Compte tenu de la taille des effectifs de Casino et de son éventail de fournisseurs allant des éleveurs laitiers aux producteurs de légumes, le gouvernement français suit de près les événements.

Mais déterminer l’avenir de Casino sera compliqué par la structure labyrinthique que Naouri a construite. Sa glissade régulière du crédit de qualité investissement aux plus bas niveaux de junk a laissé le groupe avec des obligations et des prêts en circulation à plusieurs conditions.

Le tableau complexe rend tout accord entre ses créanciers particulièrement difficile, ont déclaré les créanciers et les conseillers.
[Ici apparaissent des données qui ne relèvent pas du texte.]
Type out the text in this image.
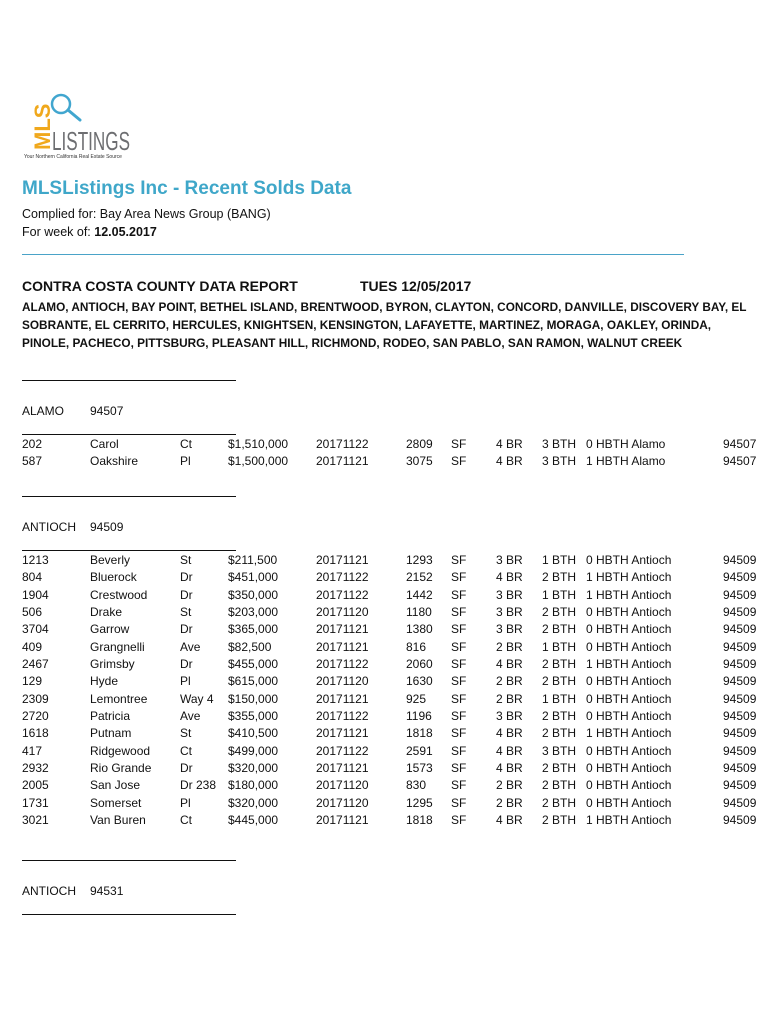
MLS
LISTINGS
Your Northern California Real Estate Source
MLSListings Inc - Recent Solds Data
Complied for: Bay Area News Group (BANG)
For week of: 12.05.2017
CONTRA COSTA COUNTY DATA REPORT	TUES 12/05/2017
ALAMO, ANTIOCH, BAY POINT, BETHEL ISLAND, BRENTWOOD, BYRON, CLAYTON, CONCORD, DANVILLE, DISCOVERY BAY, EL SOBRANTE, EL CERRITO, HERCULES, KNIGHTSEN, KENSINGTON, LAFAYETTE, MARTINEZ, MORAGA, OAKLEY, ORINDA, PINOLE, PACHECO, PITTSBURG, PLEASANT HILL, RICHMOND, RODEO, SAN PABLO, SAN RAMON, WALNUT CREEK
ALAMO 94507
202	Carol	Ct	$1,510,000 20171122	2809 SF 4 BR 3 BTH 0 HBTH Alamo	94507
587	Oakshire	Pl	$1,500,000 20171121	3075 SF 4 BR 3 BTH 1 HBTH Alamo	94507
ANTIOCH 94509
1213	Beverly	St	$211,500	20171121	1293 SF 3 BR 1 BTH 0 HBTH Antioch	94509
804	Bluerock	Dr	$451,000	20171122	2152 SF 4 BR 2 BTH 1 HBTH Antioch	94509
1904	Crestwood	Dr	$350,000	20171122	1442 SF 3 BR 1 BTH 1 HBTH Antioch	94509
506	Drake	St	$203,000	20171120	1180 SF 3 BR 2 BTH 0 HBTH Antioch	94509
3704	Garrow	Dr	$365,000	20171121	1380 SF 3 BR 2 BTH 0 HBTH Antioch	94509
409	Grangnelli	Ave $82,500	20171121	816 SF 2 BR 1 BTH 0 HBTH Antioch	94509
2467	Grimsby	Dr	$455,000	20171122	2060 SF 4 BR 2 BTH 1 HBTH Antioch	94509
129	Hyde	Pl	$615,000	20171120	1630 SF 2 BR 2 BTH 0 HBTH Antioch	94509
2309	Lemontree	Way 4 $150,000	20171121	925 SF 2 BR 1 BTH 0 HBTH Antioch	94509
2720	Patricia	Ave $355,000	20171122	1196 SF 3 BR 2 BTH 0 HBTH Antioch	94509
1618	Putnam	St	$410,500	20171121	1818 SF 4 BR 2 BTH 1 HBTH Antioch	94509
417	Ridgewood Ct	$499,000	20171122	2591 SF 4 BR 3 BTH 0 HBTH Antioch	94509
2932	Rio Grande Dr	$320,000	20171121	1573 SF 4 BR 2 BTH 0 HBTH Antioch	94509
2005	San Jose	Dr 238 $180,000	20171120	830 SF 2 BR 2 BTH 0 HBTH Antioch	94509
1731	Somerset	Pl	$320,000	20171120	1295 SF 2 BR 2 BTH 0 HBTH Antioch	94509
3021	Van Buren	Ct	$445,000	20171121	1818 SF 4 BR 2 BTH 1 HBTH Antioch	94509
ANTIOCH 94531
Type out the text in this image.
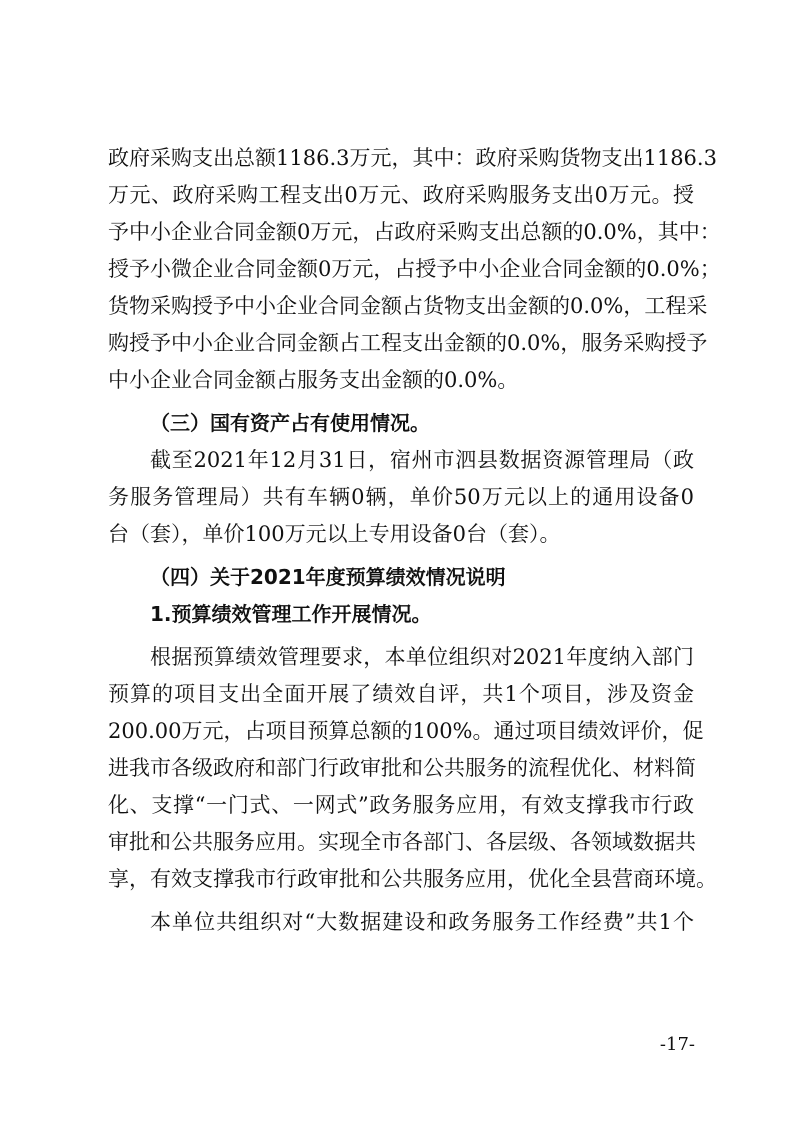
政府采购支出总额1186.3万元，其中：政府采购货物支出1186.3
万元、政府采购工程支出0万元、政府采购服务支出0万元。授
予中小企业合同金额0万元，占政府采购支出总额的0.0%，其中：
授予小微企业合同金额0万元，占授予中小企业合同金额的0.0%；
货物采购授予中小企业合同金额占货物支出金额的0.0%，工程采
购授予中小企业合同金额占工程支出金额的0.0%，服务采购授予
中小企业合同金额占服务支出金额的0.0%。
（三）国有资产占有使用情况。
截至2021年12月31日，宿州市泗县数据资源管理局（政
务服务管理局）共有车辆0辆，单价50万元以上的通用设备0
台（套），单价100万元以上专用设备0台（套）。
（四）关于2021年度预算绩效情况说明
1.预算绩效管理工作开展情况。
根据预算绩效管理要求，本单位组织对2021年度纳入部门
预算的项目支出全面开展了绩效自评，共1个项目，涉及资金
200.00万元，占项目预算总额的100%。通过项目绩效评价，促
进我市各级政府和部门行政审批和公共服务的流程优化、材料简
化、支撑“一门式、一网式”政务服务应用，有效支撑我市行政
审批和公共服务应用。实现全市各部门、各层级、各领域数据共
享，有效支撑我市行政审批和公共服务应用，优化全县营商环境。
本单位共组织对“大数据建设和政务服务工作经费”共1个
-17-
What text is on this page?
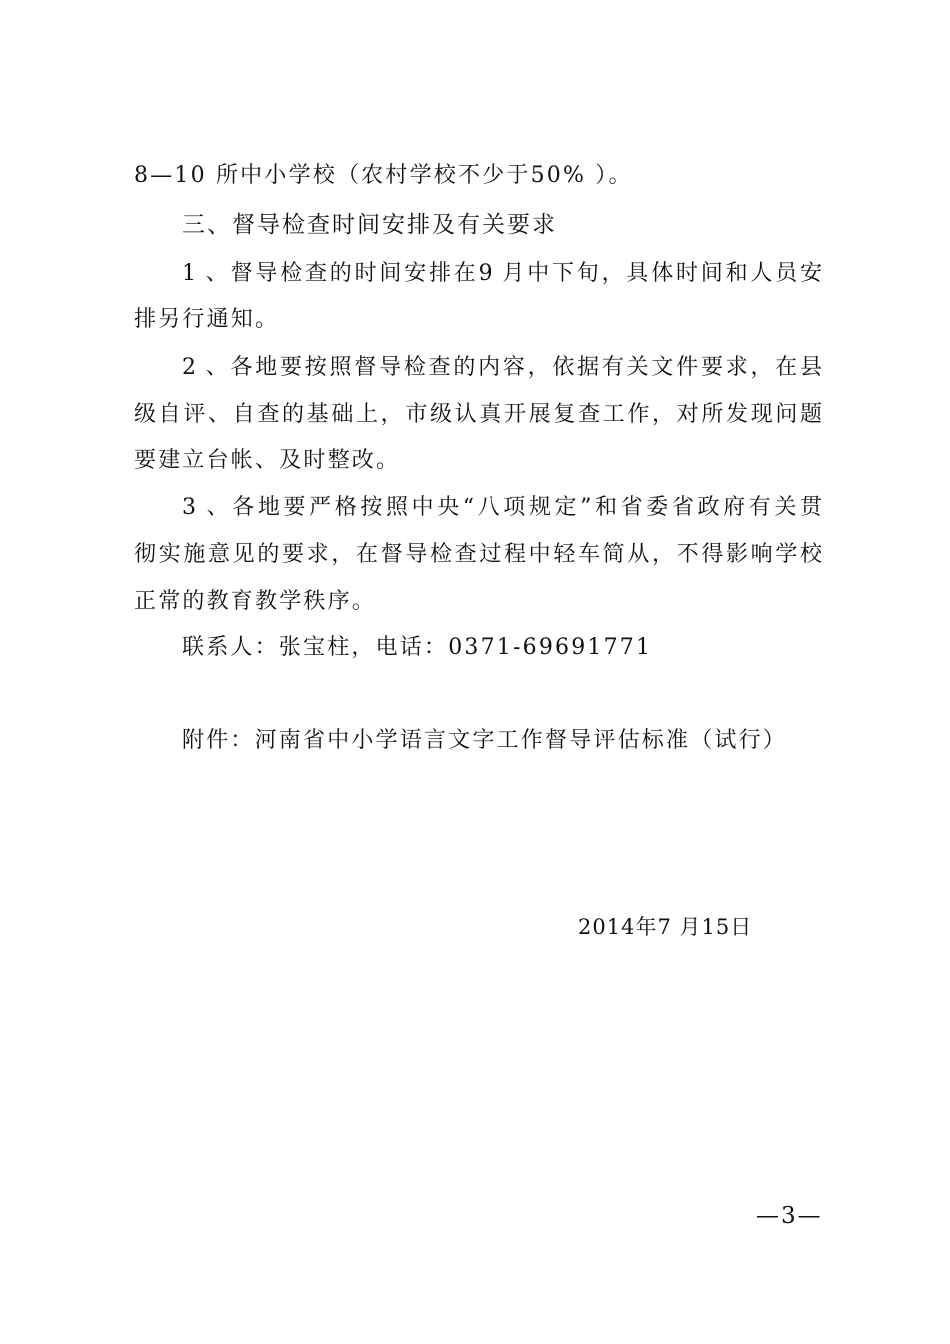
8—10 所中小学校（农村学校不少于50% ）。
三、督导检查时间安排及有关要求
1 、督导检查的时间安排在9 月中下旬，具体时间和人员安
排另行通知。
2 、各地要按照督导检查的内容，依据有关文件要求，在县
级自评、自查的基础上，市级认真开展复查工作，对所发现问题
要建立台帐、及时整改。
3 、各地要严格按照中央“八项规定”和省委省政府有关贯
彻实施意见的要求，在督导检查过程中轻车简从，不得影响学校
正常的教育教学秩序。
联系人：张宝柱，电话：0371-69691771
附件：河南省中小学语言文字工作督导评估标准（试行）
2014年7 月15日
—3—
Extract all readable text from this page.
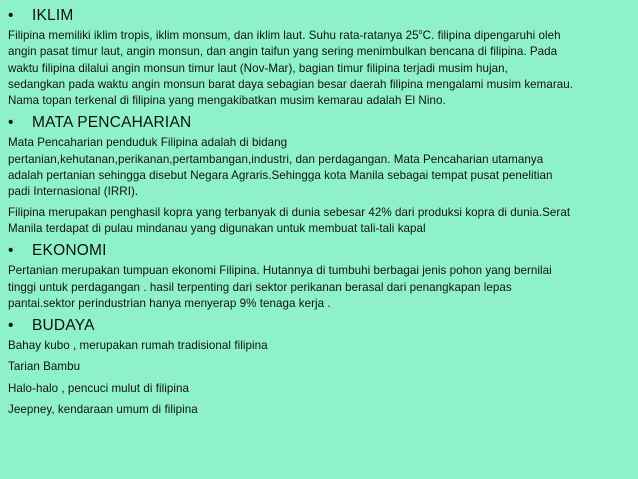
•	IKLIM
Filipina memiliki iklim tropis, iklim monsum, dan iklim laut. Suhu rata-ratanya 25$^o$C. filipina dipengaruhi oleh
angin pasat timur laut, angin monsun, dan angin taifun yang sering menimbulkan bencana di filipina. Pada
waktu filipina dilalui angin monsun timur laut (Nov-Mar), bagian timur filipina terjadi musim hujan,
sedangkan pada waktu angin monsun barat daya sebagian besar daerah filipina mengalami musim kemarau.
Nama topan terkenal di filipina yang mengakibatkan musim kemarau adalah El Nino.
•	MATA PENCAHARIAN
Mata Pencaharian penduduk Filipina adalah di bidang
pertanian,kehutanan,perikanan,pertambangan,industri, dan perdagangan. Mata Pencaharian utamanya
adalah pertanian sehingga disebut Negara Agraris.Sehingga kota Manila sebagai tempat pusat penelitian
padi Internasional (IRRI).
Filipina merupakan penghasil kopra yang terbanyak di dunia sebesar 42% dari produksi kopra di dunia.Serat
Manila terdapat di pulau mindanau yang digunakan untuk membuat tali-tali kapal
•	EKONOMI
Pertanian merupakan tumpuan ekonomi Filipina. Hutannya di tumbuhi berbagai jenis pohon yang bernilai
tinggi untuk perdagangan . hasil terpenting dari sektor perikanan berasal dari penangkapan lepas
pantai.sektor perindustrian hanya menyerap 9% tenaga kerja .
•	BUDAYA
Bahay kubo , merupakan rumah tradisional filipina
Tarian Bambu
Halo-halo , pencuci mulut di filipina
Jeepney, kendaraan umum di filipina
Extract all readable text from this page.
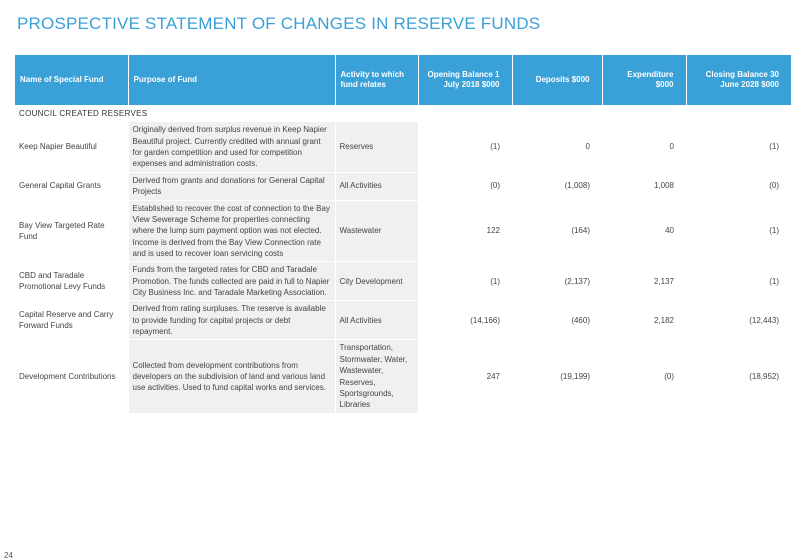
PROSPECTIVE STATEMENT OF CHANGES IN RESERVE FUNDS
Name of Special Fund	Purpose of Fund	Activity to which fund relates	Opening Balance 1 July 2018 $000	Deposits $000	Expenditure $000	Closing Balance 30 June 2028 $000
COUNCIL CREATED RESERVES						
Keep Napier Beautiful	Originally derived from surplus revenue in Keep Napier Beautiful project. Currently credited with annual grant for garden competition and used for competition expenses and administration costs.	Reserves	(1)	0	0	(1)
General Capital Grants	Derived from grants and donations for General Capital Projects	All Activities	(0)	(1,008)	1,008	(0)
Bay View Targeted Rate Fund	Established to recover the cost of connection to the Bay View Sewerage Scheme for properties connecting where the lump sum payment option was not elected. Income is derived from the Bay View Connection rate and is used to recover loan servicing costs	Wastewater	122	(164)	40	(1)
CBD and Taradale Promotional Levy Funds	Funds from the targeted rates for CBD and Taradale Promotion. The funds collected are paid in full to Napier City Business Inc. and Taradale Marketing Association.	City Development	(1)	(2,137)	2,137	(1)
Capital Reserve and Carry Forward Funds	Derived from rating surpluses. The reserve is available to provide funding for capital projects or debt repayment.	All Activities	(14,166)	(460)	2,182	(12,443)
Development Contributions	Collected from development contributions from developers on the subdivision of land and various land use activities. Used to fund capital works and services.	Transportation, Stormwater, Water, Wastewater, Reserves, Sportsgrounds, Libraries	247	(19,199)	(0)	(18,952)
24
Par exemple, une partie des prêts garantis de Casino devrait être assumée par Teract si cet accord est conclu, un arrangement qui s’avérerait controversé si ces prêteurs sont toujours en mesure d’avoir leur mot à dire sur la dette qui reste à ce qui reste de Casino. Pendant ce temps, certains propriétaires d’obligations non garanties de Casino bénéficient également de plus de protections pour les investisseurs que d’autres, un obstacle supplémentaire pour les créanciers qui trouvent un terrain d’entente.

Daniel Křetínský
Le deuxième actionnaire de Casino, le milliardaire tchèque Daniel Křetínský, a proposé en avril de diriger un investissement de 1,1 milliard d’euros dans le groupe © Thomas Samson/AFP via Getty Images

Alors que les créanciers évaluent leurs options, certains signes indiquent que Křetínský et les partisans de la proposition de Teract sont disposés à travailler ensemble. Křetínský a déclaré au magazine Le Point plus tôt ce mois-ci que son injection de capital n’était « pas en contradiction » avec le projet Teract, tandis que Moez a déclaré à l’Agence France-Presse qu’ils seraient « heureux de s’associer à quelqu’un d’aussi expérimenté » que Křetínský.

« La probabilité de voir à la fois Křetínský et Teract prendre le contrôle de Casino est maintenant plus élevée que jamais », a déclaré Clément Genelot, analyste chez Bryan Garnier.

Genelot estime qu’un scénario qui pourrait émerger donnerait à Teract une participation de 30% dans le cœur de métier français de Casino, Intermarché environ un quart, Křetínský environ 20% et Naouri moins de 10%.

Mais avec les pourparlers du procédure de conciliation ne devrait commencer que cette semaine, il est peu probable qu’il y ait une solution rapide pour Casino.